N° 1333 | Le 14 février 2023 | Par A. G, éducateur spécialisé | Espace du lecteur (accès libre)
Parfois, ou plutôt souvent, j’ai l’impression que les éducateurs que nous sommes ne sont pas jugés à leur juste valeur. Loin de moi l’idée de nous envoyer des bouquets de roses par la tête ou d’imposer qu’une violoniste soit présente à chacune de nos bonnes actions, mais j’aimerais tout de même rectifier quelques lieux communs.
Non, nous ne nous occupons pas des enfants. Enfin si, mais c’est réducteur. Nous ne sommes pas non plus attendus sur notre capacité à faire du toboggan, jouer au foot ou faire un quatre-quarts. Nous ne sommes même pas non plus une simple personne qui, par le fait qu’elle soit adulte, doit nécessairement faire office de cadre ou de réassurance. Combien de personnes avons-nous vues, dans des établissements sociaux, qui ne rassurent pas du tout le groupe voir pire, l’insécurise ?
L’âge ne veut rien dire, notre capacité à savoir jouer à tel ou tel jeu non plus. Notre travail va bien au-delà de cela et tout adulte se baladant dans la rue ne peut pas faire un bon éducateur.
Il faut, je le crois, une certaine sensibilité, une capacité d’écoute importante, une honnêteté intellectuelle et une intelligence certaine. Et ça, ce ne sont que les fondations. Ensuite, il y a le savoir-faire, notre travail manuel, celui qui ne se voit pas et qui se passe dans notre cerveau. Et c’est bien celui-ci le plus difficile à expliquer, à transmettre, à partager.
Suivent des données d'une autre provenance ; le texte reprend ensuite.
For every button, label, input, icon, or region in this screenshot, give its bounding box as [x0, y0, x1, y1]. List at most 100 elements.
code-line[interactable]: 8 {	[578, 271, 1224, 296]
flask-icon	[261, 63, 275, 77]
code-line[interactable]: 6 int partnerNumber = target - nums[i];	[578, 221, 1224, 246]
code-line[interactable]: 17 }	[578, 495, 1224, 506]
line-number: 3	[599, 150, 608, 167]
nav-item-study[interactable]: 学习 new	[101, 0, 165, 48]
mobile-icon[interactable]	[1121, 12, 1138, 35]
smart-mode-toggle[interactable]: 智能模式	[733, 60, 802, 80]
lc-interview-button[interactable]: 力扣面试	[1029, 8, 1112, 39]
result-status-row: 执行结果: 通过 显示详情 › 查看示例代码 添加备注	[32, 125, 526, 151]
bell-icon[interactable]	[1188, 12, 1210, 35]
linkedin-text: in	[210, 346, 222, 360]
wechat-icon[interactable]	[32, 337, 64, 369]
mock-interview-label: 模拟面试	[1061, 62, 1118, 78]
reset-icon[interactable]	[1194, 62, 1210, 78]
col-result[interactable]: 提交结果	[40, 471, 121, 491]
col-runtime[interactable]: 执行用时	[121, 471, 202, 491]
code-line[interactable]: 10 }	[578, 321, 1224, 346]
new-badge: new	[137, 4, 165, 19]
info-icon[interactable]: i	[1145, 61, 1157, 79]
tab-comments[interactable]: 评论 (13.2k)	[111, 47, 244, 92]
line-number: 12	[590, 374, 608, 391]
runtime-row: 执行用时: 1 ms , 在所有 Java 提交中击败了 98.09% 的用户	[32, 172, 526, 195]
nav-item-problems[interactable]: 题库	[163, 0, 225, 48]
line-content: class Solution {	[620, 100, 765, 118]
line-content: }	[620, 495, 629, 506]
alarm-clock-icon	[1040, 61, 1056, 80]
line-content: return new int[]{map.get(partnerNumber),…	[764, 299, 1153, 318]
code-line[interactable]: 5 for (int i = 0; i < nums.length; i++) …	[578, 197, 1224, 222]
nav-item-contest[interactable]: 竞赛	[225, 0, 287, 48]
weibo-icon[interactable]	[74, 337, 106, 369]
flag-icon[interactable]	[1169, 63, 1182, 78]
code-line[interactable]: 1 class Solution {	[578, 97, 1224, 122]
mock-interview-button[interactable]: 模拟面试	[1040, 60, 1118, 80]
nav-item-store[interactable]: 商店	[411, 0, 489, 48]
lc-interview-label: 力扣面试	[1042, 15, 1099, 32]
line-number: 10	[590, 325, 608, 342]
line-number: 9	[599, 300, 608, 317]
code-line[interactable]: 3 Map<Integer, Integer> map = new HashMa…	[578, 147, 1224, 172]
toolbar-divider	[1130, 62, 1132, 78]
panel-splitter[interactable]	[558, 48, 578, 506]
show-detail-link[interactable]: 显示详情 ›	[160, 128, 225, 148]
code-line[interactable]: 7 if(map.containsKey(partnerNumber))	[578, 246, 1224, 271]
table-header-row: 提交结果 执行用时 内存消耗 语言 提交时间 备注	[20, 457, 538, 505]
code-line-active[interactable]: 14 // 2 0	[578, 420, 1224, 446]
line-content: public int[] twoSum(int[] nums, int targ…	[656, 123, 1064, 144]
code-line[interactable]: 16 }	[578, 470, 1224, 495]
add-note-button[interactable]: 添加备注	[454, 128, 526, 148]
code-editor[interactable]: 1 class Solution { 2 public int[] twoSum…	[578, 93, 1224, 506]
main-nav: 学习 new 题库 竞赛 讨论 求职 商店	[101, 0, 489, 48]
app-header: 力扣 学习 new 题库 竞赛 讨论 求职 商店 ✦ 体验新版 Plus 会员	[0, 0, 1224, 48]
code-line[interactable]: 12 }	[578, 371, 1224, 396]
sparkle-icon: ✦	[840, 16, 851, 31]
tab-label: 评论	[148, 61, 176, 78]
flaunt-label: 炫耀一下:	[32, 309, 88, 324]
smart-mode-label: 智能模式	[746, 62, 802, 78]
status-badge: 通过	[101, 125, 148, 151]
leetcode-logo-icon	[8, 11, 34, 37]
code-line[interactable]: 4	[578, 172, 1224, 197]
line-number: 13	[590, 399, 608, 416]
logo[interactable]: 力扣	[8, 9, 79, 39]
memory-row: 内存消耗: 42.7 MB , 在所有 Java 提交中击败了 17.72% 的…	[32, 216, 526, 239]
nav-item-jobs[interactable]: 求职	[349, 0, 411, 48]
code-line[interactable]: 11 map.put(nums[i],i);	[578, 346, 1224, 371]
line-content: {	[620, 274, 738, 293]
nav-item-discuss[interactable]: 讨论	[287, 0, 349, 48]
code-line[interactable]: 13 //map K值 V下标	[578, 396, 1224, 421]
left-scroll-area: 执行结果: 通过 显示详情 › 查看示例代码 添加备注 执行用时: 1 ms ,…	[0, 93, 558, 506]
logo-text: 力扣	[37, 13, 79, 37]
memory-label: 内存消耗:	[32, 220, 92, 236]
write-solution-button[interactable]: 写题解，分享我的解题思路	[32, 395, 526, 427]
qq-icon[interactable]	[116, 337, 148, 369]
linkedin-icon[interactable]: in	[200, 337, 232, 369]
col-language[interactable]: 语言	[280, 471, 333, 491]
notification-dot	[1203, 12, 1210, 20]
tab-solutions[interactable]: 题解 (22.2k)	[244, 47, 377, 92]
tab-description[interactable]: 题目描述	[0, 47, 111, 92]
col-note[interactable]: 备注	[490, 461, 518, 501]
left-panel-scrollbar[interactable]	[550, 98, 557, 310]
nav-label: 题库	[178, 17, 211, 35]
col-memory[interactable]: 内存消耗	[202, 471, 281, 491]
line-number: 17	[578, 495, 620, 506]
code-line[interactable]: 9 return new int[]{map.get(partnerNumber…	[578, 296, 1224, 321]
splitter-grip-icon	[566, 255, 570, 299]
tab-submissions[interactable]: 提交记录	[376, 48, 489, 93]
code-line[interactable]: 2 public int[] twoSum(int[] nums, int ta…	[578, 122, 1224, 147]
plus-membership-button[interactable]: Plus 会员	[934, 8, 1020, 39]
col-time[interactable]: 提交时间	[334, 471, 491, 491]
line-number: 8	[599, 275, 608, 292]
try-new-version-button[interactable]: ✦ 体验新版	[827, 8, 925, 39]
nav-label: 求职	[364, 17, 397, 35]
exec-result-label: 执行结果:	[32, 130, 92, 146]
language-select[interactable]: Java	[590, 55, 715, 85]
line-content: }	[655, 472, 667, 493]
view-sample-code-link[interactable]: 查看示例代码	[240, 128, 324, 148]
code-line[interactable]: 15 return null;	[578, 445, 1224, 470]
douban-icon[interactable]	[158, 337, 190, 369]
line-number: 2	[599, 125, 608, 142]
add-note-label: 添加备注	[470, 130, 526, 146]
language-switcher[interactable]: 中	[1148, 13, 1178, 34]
Voilà pourquoi je me considère comme un artisan… Un artis’enfant. Je me dois de restaurer, de fabriquer, de réparer, de transformer tous les jours ma posture éducative. Je dois m’adapter… Je ne change pas les enfants, ce sont mes interventions que je dois modifier. Si lundi, cette façon de faire n’a pas fonctionné, il faut que mardi j’essaye autre chose. Et ainsi de suite… Et à force d’essayer, de tenter, de chuter et parfois de réussir, je crée de l’expérience. J’utilise aussi des outils, comme l’artisan : je serre la vis aux enfants quand il le faut, je choisis les bonnes clés, je les brosse dans le sens du poil et je reste souvent scié par leurs histoires personnelles…
Je crois alors qu’un éducateur est la somme de valeurs, de formations, de connaissances et surtout de savoir-faire, sans lequel il est difficile de tout saisir et de tout comprendre. Il faut répéter inlassablement le geste, les efforts. Il faut éprouver
et se remettre en question. Un artisan menuisier ne réussit pas sa table, dès la première fois, le peintre déborde sur le mauvais mur et parfois même le coiffeur nous taille un petit bout d’oreille qui dépasse.
Comme tous les savoir-faire, cela se transmet par les Hommes avec un grand H. Nous avons tous des modèles éducatifs, des personnes avec qui nous avons plus accroché et qui nous ont permis de grandir. Nous sommes comme les artisans, à l’image du cordonnier qui ne veut pas que son art disparaisse. Pour cela, il faut que l’on partage plus encore plus, et surtout qu’on écrive afin de laisser des traces.
Tout cela pour dire que chaque adulte ne fait pas un éducateur, n’en déplaise à nos supérieurs qui sont prêts à prendre n’importe qui pour faire de petites économies ou par facilité. Il faut le crier haut et fort, nous avons un savoir-faire, nous avons des compétences acquises que personne d’autre ne possède spontanément : nous savons observer et comprendre les méandres de chaque enfant ; nous avons des idées pour les aider ; nous savons gérer les groupes, donner une place à chacun et être respectueux de ce qu’ils sont et de ce qui ils souhaitent devenir.
Nous sommes des artis’enfant, et nous devons le rester.